Financing Family Business Growth Through individual investors
17th September 2014
Major new report from KPMG explores the relationship between family firms and investors
While family businesses have the unique characteristics of a family, they like other companies are often in search of financing to propel growth. Moreover, with the number of people who live off the family business revenue increases generation after generation, additional pressure for growth needs be addressed.
To increase profit and accelerate growth, a business requires strong financing. Access to capital post global financial crisis is not always easy and the fact that the majority of family businesses view
maintaining control over their company as a key success factor makes financing options even more limited.
This strong desire of family businesses to remain majority ownership creates the opportunity for high-net-worth individuals (HNWIs) to play a role in bridging the funding gap via partnering.
Mergermarket on behalf of KPMG International surveyed 125 family businesses and 125 HNWIs to explore the relationship between family businesses and HNWIs and outline how the two groups can produce a lasting and productive relationship.
The survey results echo KPMG member firms' opinion that despite the challenges, family businesses and HNWIs can make excellent business partners. The report offers insights for both HNWIs and family businesses who are embarking on this journey.
Retaining majority ownership is important for family business.
76% of those surveyed say that family members retain a majority share of the business. In addition, the vast majority of family owners are unwilling to sell the business or relinquish control over it.
Nevertheless, many family businesses recognize the importance of external influence and the value of independent board members.
Around half of those surveyed say that more than 50% of their governance board is composed of non-family members.
Like all companies, family businesses need finance.
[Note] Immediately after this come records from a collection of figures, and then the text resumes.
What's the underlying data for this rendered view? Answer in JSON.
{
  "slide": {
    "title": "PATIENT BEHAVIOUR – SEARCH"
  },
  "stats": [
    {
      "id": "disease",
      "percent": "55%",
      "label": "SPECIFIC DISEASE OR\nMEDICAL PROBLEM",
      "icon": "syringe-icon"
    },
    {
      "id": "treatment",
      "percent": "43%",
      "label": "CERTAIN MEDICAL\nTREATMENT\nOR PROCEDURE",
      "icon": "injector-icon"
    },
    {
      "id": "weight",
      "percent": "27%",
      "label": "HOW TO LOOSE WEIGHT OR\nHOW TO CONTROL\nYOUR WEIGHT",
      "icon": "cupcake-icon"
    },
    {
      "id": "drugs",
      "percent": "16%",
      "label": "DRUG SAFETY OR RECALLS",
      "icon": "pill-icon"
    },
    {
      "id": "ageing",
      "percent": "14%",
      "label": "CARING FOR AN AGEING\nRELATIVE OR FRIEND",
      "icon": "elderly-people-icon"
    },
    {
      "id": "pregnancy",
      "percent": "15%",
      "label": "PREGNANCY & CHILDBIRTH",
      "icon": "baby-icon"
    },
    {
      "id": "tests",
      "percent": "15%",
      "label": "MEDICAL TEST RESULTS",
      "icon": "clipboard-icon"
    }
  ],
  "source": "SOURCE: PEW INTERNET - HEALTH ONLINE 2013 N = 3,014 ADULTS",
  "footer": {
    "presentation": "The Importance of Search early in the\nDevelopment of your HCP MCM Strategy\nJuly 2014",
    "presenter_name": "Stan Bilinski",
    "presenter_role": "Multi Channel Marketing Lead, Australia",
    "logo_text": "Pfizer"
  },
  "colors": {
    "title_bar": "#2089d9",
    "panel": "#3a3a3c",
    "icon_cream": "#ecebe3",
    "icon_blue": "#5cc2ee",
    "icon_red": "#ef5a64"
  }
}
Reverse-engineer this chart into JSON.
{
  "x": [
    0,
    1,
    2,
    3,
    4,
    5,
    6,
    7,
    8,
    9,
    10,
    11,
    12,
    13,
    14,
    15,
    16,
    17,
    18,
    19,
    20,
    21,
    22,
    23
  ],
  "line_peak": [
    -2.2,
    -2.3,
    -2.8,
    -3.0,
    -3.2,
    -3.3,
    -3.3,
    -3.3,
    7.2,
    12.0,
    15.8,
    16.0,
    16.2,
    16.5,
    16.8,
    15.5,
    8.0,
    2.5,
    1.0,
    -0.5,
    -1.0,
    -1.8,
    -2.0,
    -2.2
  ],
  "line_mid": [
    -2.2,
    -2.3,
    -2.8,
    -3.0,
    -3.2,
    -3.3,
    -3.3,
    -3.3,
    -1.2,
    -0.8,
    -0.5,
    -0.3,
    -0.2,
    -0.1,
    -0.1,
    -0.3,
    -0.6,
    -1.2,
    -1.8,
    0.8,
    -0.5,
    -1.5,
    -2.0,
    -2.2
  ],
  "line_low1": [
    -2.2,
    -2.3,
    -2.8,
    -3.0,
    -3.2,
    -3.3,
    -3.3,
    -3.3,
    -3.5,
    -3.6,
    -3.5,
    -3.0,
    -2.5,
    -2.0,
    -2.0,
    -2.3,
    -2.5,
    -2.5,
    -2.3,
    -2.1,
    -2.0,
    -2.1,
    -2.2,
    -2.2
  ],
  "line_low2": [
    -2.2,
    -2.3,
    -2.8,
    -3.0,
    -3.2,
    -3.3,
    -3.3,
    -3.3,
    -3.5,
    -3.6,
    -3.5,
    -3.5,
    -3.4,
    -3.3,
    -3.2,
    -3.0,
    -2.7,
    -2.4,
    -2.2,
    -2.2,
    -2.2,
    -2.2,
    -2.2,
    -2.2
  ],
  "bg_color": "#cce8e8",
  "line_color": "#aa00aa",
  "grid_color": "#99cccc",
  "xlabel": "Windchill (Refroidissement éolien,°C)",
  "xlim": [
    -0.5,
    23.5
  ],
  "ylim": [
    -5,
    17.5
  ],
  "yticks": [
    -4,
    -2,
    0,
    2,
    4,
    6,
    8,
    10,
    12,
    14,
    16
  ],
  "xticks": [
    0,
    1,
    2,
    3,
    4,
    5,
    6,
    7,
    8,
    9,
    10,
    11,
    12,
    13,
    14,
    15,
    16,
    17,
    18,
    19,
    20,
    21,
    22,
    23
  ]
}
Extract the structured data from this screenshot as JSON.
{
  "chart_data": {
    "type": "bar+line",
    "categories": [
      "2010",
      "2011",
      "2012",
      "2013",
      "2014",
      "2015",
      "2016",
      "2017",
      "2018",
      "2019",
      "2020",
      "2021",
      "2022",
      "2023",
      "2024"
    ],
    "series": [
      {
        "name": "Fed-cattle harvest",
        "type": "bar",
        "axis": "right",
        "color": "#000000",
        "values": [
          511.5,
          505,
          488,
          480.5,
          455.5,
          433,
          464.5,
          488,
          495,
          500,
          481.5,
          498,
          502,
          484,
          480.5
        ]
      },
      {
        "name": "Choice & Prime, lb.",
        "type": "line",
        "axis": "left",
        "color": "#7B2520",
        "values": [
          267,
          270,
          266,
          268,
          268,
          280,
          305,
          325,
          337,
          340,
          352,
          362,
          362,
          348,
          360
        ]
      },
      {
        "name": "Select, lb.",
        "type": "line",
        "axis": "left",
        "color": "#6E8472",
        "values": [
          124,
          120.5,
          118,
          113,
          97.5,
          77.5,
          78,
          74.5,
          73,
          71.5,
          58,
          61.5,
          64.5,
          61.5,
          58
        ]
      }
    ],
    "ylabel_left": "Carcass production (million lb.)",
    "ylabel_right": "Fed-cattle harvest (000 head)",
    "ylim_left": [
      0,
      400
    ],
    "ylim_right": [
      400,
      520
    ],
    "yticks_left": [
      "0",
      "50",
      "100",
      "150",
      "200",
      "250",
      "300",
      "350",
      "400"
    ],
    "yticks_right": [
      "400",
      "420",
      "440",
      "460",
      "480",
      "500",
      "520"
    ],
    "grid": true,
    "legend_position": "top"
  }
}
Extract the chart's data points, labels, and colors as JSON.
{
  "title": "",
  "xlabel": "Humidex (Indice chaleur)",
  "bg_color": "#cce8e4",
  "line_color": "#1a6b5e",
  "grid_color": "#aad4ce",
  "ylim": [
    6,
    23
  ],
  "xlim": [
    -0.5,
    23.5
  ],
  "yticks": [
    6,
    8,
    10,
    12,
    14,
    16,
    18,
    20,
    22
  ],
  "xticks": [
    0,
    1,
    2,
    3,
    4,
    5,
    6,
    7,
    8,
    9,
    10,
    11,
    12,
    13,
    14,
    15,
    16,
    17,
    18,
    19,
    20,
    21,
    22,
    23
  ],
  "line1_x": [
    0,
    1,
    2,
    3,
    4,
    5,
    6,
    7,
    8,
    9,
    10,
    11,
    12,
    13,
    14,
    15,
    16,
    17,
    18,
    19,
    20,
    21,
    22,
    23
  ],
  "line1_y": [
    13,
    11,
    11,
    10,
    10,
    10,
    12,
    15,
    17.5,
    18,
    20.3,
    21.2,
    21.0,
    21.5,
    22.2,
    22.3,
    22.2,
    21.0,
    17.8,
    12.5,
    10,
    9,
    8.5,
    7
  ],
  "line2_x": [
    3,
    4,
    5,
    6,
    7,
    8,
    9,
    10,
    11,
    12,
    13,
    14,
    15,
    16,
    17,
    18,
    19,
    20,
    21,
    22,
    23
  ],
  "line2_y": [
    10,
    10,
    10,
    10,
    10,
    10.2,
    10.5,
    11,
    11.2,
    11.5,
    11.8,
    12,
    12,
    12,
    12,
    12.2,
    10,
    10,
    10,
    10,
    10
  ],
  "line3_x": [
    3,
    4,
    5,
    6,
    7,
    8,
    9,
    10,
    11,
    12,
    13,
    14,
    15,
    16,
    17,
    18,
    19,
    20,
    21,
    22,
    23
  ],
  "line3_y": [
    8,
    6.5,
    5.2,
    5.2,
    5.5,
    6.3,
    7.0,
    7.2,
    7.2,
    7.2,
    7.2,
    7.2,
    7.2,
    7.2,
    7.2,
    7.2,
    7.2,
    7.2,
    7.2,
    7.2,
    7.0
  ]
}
58% of those surveyed are currently seeking external financing to fund their business development plans. Expansion is the priority for most in both the short term and the long term.
42% of family businesses have previously raised financing from HNWIs, but in most instances the HNWI is a close friend or relative of the family business owner. 92% say that this has been a positive experience in comparison to financing from other sources.
HNWIs generally self-manage a large proportion of their investments.
72% take responsibility for half or more of their investments. Only 25% manage their investments through a family office.
The majority of HNWIs are looking for investments with reasonable risks and reasonable returns…
44% of HNWIs have previously invested in a family business and 95% say that it has been a positive experience in comparison to their other investments.
The main factor that would deter HNWIs from investing in family business is the possibility of conflict among investee family members.
A lack of availability and limited information on the opportunities is another main reason for not making more of these types. HNWIs would often like to have an equity stake, which (in some cases) could be a barrier to investment.